The story revolves around the ealy life of Harry Coningsby. Harry is the orphaned grandson of the Marquess of Monmouth, but Harry's parents incurred the wrath of Monmouth by their marriage. Harry is restored to his granfather's favour and sent to school at Eton. The story follows Harry's career at Eton and Cambridge. While at Eton, Harry saves the life of Oswald Millbank - the son of a northern industrialist. This commences a friendship between Oswald and Harry and leads Harry to fall in love with Oswald's sister, Edith.
In recent years, some historians have dismissed Disrael's political novels as a source for Disrael's creed. This notion can hardly be supported. The story of Harry Coningsby's early life as readable, but it is Disraeli's political critique which makes 'Coningsby' a fascinating read for those interested in Victorian politics.

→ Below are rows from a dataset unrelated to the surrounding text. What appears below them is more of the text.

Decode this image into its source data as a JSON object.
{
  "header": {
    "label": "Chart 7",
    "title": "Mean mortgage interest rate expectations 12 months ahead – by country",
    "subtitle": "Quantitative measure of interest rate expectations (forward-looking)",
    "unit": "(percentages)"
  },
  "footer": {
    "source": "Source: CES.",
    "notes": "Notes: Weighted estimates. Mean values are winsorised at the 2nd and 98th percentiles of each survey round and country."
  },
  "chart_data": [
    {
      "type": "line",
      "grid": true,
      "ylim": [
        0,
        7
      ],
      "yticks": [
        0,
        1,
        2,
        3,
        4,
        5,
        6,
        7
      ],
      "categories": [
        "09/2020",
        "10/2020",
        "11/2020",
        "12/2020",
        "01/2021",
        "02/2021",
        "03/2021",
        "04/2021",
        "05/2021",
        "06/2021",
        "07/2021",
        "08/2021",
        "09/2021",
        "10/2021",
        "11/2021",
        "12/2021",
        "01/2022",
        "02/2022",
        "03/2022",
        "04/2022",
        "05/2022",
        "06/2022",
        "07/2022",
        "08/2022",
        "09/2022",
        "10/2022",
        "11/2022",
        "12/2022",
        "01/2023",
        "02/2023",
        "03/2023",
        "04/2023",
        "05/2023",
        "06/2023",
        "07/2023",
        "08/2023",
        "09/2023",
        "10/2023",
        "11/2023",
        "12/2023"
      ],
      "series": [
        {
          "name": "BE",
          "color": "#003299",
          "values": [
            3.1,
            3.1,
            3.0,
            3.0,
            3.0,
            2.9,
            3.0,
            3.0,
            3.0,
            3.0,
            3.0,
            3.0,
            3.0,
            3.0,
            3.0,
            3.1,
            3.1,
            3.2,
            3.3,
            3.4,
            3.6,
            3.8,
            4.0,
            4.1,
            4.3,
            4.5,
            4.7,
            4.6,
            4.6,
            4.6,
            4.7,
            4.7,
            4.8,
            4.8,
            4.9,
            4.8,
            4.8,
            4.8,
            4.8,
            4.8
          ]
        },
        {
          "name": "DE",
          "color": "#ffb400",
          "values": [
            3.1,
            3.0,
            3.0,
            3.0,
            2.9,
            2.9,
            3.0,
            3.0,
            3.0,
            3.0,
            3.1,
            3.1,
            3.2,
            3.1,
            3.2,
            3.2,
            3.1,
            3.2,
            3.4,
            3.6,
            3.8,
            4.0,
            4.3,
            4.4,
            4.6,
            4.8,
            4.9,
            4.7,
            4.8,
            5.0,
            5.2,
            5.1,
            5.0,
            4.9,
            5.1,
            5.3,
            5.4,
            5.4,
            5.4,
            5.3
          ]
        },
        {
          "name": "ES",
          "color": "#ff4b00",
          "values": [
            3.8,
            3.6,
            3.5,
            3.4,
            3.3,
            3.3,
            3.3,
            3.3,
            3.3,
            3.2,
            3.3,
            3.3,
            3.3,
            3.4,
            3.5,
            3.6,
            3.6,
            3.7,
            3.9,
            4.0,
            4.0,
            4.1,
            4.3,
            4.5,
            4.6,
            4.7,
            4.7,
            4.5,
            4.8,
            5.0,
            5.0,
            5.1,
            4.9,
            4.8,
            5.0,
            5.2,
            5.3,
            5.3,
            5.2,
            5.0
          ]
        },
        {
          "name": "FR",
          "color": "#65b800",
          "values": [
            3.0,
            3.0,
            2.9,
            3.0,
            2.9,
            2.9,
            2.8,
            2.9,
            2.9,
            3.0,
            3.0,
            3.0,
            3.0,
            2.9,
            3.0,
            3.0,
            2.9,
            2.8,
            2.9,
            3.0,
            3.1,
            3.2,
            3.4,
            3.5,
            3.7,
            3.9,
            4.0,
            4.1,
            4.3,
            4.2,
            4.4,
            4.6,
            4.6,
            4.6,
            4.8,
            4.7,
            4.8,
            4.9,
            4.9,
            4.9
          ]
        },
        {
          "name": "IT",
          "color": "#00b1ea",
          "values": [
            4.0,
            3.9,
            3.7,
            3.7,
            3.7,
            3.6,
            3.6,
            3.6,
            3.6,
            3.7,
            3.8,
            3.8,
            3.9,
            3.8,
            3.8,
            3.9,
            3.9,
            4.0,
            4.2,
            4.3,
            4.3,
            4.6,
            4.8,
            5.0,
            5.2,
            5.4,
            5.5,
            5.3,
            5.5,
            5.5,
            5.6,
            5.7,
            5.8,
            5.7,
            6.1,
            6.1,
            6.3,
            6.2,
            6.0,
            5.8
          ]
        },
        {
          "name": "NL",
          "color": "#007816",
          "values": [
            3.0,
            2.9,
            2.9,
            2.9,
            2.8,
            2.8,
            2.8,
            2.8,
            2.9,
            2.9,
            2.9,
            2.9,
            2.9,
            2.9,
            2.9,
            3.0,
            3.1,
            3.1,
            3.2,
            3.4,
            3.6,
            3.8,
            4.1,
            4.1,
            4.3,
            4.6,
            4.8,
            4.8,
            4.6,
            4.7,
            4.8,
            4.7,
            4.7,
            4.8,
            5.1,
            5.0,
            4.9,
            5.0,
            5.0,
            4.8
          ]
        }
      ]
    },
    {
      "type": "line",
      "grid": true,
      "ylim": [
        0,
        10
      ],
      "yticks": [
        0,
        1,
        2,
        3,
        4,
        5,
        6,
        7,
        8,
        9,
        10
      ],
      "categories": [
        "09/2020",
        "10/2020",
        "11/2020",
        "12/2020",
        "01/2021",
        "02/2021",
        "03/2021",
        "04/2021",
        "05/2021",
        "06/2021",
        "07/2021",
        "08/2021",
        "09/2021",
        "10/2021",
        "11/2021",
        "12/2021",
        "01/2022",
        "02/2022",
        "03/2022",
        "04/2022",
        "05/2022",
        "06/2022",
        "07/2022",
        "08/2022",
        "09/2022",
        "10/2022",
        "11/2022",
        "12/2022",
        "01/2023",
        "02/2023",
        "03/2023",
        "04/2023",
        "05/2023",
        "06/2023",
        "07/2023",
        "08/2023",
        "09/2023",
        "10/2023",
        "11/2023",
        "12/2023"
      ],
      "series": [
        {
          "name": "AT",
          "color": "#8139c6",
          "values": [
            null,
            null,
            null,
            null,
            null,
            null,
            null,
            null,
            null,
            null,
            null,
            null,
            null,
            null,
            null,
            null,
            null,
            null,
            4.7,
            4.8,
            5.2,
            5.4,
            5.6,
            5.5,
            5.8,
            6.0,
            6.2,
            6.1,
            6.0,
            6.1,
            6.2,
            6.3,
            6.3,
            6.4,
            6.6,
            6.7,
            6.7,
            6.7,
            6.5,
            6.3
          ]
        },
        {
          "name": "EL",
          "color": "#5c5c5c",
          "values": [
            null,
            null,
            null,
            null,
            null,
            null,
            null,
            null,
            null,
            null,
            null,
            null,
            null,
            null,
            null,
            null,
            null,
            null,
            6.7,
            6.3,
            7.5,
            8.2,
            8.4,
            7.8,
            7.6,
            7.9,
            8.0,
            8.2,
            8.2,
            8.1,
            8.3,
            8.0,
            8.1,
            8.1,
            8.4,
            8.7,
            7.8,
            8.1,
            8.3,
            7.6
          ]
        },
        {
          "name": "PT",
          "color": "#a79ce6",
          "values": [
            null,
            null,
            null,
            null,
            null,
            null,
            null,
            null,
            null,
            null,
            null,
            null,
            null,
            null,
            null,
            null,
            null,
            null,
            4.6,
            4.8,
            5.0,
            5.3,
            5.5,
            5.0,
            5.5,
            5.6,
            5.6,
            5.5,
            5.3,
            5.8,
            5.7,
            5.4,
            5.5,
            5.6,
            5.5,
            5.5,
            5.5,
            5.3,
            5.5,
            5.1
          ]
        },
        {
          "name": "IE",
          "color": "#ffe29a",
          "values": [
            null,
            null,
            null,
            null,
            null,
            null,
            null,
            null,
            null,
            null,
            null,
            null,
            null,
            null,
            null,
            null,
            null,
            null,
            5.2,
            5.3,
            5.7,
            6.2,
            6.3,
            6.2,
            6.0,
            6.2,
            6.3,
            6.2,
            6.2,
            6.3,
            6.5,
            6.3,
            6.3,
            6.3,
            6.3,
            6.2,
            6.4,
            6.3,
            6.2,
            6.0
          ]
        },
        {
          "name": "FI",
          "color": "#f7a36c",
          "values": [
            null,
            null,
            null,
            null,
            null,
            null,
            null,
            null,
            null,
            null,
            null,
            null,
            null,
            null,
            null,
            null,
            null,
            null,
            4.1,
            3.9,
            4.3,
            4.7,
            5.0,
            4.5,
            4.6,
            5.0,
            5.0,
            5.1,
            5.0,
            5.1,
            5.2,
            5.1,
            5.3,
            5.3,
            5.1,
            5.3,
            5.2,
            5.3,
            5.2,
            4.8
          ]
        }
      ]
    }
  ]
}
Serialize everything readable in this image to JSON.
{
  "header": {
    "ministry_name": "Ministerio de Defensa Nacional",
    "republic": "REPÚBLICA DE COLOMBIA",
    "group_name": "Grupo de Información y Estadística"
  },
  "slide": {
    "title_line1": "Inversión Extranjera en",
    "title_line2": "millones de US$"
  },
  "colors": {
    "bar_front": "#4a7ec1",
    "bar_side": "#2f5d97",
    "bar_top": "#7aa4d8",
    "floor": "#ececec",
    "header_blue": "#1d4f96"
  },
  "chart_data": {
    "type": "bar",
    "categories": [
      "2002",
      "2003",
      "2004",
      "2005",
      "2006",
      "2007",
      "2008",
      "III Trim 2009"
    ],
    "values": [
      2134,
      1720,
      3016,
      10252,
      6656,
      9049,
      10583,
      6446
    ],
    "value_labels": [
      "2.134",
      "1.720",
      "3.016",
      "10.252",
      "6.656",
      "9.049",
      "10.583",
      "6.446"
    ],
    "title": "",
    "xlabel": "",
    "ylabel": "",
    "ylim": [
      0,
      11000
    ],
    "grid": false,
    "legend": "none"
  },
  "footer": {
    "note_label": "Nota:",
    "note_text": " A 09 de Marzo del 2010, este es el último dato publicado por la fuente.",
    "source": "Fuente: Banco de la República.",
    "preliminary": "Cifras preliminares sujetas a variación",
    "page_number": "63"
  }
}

'Coningsby' is firmly set against the political backround of the years between the passing of the Reform Bill of 1832 (which widened the voting franchise) and the fall of Lord Melbourne's Whig ministry in 1841. Disraeli comments and expounds political views throughout the novel, although generally placing his views in the mouths of one or other of the novel's characters.
In 'Coningsby', we find a critigue of the Toryism of Peel (which Disraeli perceived to be unprincipled), utilitarianism and the Whigs. In the end, Disraeli seems to suggest that there can be a unity of interest between traditional landed elites and the new 'millocracy' through some form of Tory Paternalism.